Katrina Victims Salvage Holiday Spirit
Yahoo News, AP
Friday 30 December 2005, 12:07 am
By Mary Foster, Associated Press Writer
NEW ORLEANS - The congregation of First Emmanuel Baptist Church drove from Baton Rouge, Houston and other points far and wide on Christmas, then walked past collapsed buildings and piles of storm wreckage to worship in their old church for the first time since Hurricane Katrina.
Cheryl Anderson was only too happy to get up at 2 a.m. Christmas morning to begin cooking in the tiny kitchen of the trailer she shares with her husband, son and three grandchildren. Even the location, on the grounds of Metairie Cemetery, where her husband works, didn't bother her.
Anderson, 46, floated away from her house on a door when the water hit 9 feet. She spent two days on an overpass, then took shelter at the Superdome before being evacuated to Birmingham, Ala. Her family was scattered across four states and it took her months to find them.
"I didn't think I'd live to see this Christmas," Anderson said. "Now we're having everything like a regular Christmas — the gumbo, the ham, all of it. Everything except a tree.
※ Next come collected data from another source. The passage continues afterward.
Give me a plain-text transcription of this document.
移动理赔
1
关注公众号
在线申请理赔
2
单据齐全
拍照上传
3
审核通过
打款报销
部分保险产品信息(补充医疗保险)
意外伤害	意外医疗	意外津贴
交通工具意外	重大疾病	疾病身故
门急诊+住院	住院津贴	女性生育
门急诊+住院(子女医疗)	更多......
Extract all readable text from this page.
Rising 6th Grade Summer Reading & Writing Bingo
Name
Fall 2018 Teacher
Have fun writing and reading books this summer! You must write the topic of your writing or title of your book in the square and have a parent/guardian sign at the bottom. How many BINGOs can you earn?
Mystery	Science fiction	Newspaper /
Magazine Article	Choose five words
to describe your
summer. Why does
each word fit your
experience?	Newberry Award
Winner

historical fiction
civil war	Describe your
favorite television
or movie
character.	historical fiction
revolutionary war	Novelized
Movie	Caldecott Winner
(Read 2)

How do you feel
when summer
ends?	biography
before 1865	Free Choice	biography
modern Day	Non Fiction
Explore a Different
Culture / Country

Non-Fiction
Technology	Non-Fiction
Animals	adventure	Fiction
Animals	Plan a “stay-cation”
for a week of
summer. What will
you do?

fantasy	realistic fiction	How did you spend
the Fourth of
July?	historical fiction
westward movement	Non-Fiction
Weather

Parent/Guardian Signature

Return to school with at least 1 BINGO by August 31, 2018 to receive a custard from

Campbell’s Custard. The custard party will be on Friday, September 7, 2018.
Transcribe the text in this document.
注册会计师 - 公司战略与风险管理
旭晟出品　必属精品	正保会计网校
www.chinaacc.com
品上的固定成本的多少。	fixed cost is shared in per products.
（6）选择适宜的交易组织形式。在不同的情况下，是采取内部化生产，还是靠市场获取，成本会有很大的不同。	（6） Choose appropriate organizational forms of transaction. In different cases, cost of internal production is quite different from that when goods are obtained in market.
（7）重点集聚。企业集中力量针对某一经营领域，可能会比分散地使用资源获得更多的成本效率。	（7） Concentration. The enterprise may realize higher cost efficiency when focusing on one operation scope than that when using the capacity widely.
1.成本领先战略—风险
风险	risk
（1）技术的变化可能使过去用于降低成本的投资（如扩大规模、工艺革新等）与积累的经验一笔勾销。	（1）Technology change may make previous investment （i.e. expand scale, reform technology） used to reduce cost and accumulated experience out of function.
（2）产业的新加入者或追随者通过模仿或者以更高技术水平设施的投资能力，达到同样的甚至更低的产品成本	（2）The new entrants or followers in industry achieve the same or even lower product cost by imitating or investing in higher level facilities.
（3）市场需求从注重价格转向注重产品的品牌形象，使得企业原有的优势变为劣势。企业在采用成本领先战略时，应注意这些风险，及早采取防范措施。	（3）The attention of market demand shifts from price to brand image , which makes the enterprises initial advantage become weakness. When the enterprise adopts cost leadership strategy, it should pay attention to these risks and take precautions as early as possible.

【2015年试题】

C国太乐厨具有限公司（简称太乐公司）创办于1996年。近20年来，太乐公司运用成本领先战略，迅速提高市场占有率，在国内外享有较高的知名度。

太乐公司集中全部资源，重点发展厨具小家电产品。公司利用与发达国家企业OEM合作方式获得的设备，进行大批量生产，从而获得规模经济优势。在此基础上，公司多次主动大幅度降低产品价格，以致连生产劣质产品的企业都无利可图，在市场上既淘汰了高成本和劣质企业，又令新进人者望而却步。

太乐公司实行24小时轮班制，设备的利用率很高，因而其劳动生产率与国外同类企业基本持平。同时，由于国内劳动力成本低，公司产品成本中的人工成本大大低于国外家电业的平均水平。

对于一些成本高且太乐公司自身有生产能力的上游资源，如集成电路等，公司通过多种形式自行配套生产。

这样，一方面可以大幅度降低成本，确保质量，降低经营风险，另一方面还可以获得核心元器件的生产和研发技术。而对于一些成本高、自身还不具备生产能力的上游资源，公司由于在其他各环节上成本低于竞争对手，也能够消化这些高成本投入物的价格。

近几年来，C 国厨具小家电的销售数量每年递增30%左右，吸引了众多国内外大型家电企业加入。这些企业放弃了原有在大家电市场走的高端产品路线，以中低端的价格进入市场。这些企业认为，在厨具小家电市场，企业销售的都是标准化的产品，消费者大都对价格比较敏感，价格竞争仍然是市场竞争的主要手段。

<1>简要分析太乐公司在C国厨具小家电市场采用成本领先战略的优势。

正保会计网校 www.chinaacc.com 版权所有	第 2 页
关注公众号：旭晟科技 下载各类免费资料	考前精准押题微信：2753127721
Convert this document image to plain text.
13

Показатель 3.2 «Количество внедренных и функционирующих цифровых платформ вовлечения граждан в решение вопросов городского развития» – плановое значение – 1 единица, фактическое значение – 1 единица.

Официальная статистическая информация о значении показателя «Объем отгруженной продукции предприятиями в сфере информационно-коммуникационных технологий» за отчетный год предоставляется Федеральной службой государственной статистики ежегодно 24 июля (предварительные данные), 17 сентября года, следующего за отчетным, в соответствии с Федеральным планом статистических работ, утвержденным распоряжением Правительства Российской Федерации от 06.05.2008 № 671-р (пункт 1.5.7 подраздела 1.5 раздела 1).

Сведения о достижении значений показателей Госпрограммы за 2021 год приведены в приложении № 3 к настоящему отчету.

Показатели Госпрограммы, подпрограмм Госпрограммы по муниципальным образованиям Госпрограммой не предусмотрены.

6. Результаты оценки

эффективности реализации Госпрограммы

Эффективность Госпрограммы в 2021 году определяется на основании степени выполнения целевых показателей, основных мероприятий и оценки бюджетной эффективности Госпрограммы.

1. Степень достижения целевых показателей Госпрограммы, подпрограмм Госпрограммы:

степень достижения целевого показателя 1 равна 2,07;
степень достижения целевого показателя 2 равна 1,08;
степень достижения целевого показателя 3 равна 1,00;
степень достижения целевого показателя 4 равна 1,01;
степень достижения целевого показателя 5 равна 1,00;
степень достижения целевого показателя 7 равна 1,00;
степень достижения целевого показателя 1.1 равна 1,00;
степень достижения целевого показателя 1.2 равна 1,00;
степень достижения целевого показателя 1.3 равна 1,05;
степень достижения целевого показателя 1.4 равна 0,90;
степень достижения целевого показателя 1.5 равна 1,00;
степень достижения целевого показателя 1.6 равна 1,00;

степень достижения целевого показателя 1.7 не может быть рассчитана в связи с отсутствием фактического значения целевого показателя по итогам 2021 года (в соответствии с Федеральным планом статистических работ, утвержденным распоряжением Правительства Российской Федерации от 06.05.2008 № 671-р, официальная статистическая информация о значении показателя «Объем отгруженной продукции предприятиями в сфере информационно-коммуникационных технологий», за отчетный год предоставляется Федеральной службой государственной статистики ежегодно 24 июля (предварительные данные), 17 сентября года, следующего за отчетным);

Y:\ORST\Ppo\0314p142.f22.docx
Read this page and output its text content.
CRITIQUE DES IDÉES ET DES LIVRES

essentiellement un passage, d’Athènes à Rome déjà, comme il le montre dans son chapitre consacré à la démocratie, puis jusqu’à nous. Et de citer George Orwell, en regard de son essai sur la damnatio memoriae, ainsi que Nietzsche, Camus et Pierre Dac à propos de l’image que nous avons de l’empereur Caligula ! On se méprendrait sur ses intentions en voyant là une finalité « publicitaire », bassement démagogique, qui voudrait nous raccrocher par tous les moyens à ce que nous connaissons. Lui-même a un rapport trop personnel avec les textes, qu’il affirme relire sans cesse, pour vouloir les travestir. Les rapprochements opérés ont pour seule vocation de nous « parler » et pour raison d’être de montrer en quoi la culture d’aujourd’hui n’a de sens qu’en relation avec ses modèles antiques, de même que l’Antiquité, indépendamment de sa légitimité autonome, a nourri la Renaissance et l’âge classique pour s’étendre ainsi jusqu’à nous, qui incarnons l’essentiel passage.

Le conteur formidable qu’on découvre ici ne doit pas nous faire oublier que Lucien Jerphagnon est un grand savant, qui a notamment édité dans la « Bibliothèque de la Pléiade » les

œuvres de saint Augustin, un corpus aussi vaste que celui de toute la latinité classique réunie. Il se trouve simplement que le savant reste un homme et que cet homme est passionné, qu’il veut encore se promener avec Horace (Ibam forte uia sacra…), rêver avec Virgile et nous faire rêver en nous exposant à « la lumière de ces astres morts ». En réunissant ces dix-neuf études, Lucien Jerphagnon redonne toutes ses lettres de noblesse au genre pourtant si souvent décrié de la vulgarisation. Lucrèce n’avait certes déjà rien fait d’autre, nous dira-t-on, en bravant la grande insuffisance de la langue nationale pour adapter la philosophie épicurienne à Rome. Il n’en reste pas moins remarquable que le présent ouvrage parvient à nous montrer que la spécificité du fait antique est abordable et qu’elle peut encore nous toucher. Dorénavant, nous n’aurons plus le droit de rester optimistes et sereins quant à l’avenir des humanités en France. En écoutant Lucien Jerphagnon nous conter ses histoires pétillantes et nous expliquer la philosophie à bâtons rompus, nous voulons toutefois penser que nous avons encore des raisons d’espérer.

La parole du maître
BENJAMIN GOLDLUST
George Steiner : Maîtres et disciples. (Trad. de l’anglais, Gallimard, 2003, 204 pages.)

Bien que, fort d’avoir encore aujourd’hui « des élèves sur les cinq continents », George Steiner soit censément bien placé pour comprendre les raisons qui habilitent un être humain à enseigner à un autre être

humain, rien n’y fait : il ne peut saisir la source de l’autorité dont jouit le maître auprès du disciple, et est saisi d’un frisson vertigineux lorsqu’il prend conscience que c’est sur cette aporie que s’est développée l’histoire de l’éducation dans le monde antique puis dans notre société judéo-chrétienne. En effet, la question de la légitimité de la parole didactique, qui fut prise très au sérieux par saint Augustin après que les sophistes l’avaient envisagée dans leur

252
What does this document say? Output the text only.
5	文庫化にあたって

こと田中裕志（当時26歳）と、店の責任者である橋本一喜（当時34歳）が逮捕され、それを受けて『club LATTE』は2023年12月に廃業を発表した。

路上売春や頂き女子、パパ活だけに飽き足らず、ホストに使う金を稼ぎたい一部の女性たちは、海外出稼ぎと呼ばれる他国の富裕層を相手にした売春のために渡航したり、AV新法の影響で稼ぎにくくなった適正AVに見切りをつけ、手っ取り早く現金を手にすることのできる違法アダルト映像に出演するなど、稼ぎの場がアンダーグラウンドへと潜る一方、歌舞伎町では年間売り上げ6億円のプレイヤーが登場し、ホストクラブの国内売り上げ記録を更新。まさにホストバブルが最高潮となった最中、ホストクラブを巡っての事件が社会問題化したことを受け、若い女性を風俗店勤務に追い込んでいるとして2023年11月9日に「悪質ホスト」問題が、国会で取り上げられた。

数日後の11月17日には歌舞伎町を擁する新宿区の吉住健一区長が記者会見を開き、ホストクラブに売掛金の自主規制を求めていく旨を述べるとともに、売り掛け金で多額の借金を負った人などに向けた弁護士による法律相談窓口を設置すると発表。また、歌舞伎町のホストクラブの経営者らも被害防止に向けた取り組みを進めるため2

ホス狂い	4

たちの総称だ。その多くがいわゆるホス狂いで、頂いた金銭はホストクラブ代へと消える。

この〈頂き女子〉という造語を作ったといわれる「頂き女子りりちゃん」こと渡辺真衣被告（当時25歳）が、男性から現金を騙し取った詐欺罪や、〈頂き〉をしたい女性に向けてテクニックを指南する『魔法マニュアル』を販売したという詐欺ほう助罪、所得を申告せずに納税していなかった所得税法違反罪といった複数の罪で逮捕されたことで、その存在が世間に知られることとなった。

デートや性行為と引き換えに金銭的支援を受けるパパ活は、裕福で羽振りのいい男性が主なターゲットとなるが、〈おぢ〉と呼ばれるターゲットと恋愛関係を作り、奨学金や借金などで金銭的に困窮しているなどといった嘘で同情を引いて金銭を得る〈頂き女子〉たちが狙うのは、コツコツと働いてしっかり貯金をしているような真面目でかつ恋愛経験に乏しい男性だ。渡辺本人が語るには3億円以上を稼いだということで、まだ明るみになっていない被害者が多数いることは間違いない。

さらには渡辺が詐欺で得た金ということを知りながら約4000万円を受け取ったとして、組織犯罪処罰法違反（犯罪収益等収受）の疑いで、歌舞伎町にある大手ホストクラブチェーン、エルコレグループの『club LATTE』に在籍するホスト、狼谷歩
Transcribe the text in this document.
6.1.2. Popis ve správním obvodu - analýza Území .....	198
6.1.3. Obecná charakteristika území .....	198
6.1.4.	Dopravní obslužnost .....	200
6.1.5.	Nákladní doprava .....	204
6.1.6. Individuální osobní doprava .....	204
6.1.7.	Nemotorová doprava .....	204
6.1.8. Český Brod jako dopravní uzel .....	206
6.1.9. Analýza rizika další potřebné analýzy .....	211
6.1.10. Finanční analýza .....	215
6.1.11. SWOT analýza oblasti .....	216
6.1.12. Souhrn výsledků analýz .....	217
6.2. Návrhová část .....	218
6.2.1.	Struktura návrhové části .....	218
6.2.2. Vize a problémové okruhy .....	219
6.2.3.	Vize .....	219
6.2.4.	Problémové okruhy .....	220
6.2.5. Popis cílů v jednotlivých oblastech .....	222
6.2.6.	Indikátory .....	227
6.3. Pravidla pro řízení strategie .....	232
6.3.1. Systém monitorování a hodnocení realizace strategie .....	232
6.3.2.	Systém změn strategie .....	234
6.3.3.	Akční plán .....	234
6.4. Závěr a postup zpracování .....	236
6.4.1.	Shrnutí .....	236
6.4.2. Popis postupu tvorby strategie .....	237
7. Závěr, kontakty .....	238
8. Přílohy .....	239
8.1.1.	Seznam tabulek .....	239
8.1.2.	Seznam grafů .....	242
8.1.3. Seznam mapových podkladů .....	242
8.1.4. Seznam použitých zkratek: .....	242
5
That won't fit in the trailer."
"You get 14 feet of water in your house and it don't leave much," said Harold Hansford, who had managed to salvage a few Christmas decorations from the attic.
This year his house is decorated with the marks painted on by rescue workers as they made their way through the neighborhood looking for people and bodies.
"I never imagined Christmas like this," he said. "Not much left, but we'll be back."